SYNTHESES AND REACTIONS OF ETA-2-VINYL COMPLEXES OF MOLYBDENUM AND TUNGSTEN [M(SC6F5)(ETA-2-C(CF3)C(CF3)(PR3))-(CF3C=CCF3)(CP)] AND [MO(ETA-3-C(CF3)C(CF3)(SPRI))-(CF3C=CCF3)(CP)] (CP=ETA-C5H5)
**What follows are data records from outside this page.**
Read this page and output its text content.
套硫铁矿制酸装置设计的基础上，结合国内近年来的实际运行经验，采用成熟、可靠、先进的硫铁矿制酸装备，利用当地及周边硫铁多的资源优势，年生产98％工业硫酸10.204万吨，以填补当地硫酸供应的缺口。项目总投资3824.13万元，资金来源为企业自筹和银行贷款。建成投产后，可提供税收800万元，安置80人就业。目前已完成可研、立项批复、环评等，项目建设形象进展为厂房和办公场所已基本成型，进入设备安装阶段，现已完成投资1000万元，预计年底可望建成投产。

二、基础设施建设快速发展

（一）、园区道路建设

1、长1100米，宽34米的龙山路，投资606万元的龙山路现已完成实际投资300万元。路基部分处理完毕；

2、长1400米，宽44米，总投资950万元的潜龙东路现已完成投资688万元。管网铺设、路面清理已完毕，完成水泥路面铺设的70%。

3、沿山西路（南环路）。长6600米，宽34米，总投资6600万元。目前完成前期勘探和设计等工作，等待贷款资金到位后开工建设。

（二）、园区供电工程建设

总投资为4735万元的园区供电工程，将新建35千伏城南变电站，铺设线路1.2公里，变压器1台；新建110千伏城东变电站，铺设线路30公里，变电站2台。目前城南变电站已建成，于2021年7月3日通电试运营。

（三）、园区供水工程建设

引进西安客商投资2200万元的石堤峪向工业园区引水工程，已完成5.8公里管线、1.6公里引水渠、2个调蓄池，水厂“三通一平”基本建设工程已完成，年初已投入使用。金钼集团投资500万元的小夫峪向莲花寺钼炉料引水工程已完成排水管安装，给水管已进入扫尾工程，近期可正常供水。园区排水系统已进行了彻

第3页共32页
Reactions of bis(hexafluorobut-2-yne) complexes [M(SC6F5)(CF3C = CCF3)2(cp)] (M = Mo, 1a; or W, 1b with tertiary phosphines and phosphites (L) give eta-2-vinyl complexes [M(SC6F5){eta-2-C(CF3)C(CF3)L}(CF3C = CCF3)(cp)] 3 [(M = Mo or W; L = PEt3, PMe2Ph or PMePh2; M = W, L = P(OMe)3] as a result of attack at an alkyne carbon. Several isomeric forms of complexes 3 have been detected by NMR spectroscopy. Reactions of phosphines with the eta-2-C,C vinyl complex [Mo{eta-3-C(CF3)C(CF3)SPr(i)}(CF3C = CCF3)(cp)] 2 in contrast give eta-4-butadienyl derivatives [Mo{C(CF3) = C(CF3)C(CF3) = C(CF3)(SPr(i))}L(cp)] 4 (L = PEt3, PMe2Ph, or MeC = CPPH2) apparently as a result of insertion of the alkyne into the M = C bond of the eta-2-C,C vinyl. A similar complex 4 is obtained when 3 (M = Mo, L = PMe2Ph) is allowed to isomerise in diethyl ether at room temperature. In contrast 3 (M = Mo, L = PMe2Ph) isomerises in refluxing hexane to the tetrakis (trifluoromethyl) cyclobutadiene complex [Mo(SC6F5)-(PMe2Ph){eta-4-C4(CF3)4}(cp)] 9. An alternative isomerisation process is observed in diethyl ether at 18-degrees-C where the product [MoF{eta-3-C(CF2)C(CF3) = C(CF3)C(CF3)(SC6F5)}L(cp)] 8 (L = PEt3 or PMe2Ph) results from linking of two CF3C = CCF3 ligands and a C6F5S group and fluorine transfer from a CF3 to the metal. Fluxional behaviour in complexes 3, 8 and 9 has been studied by F-19 NMR spectroscopy.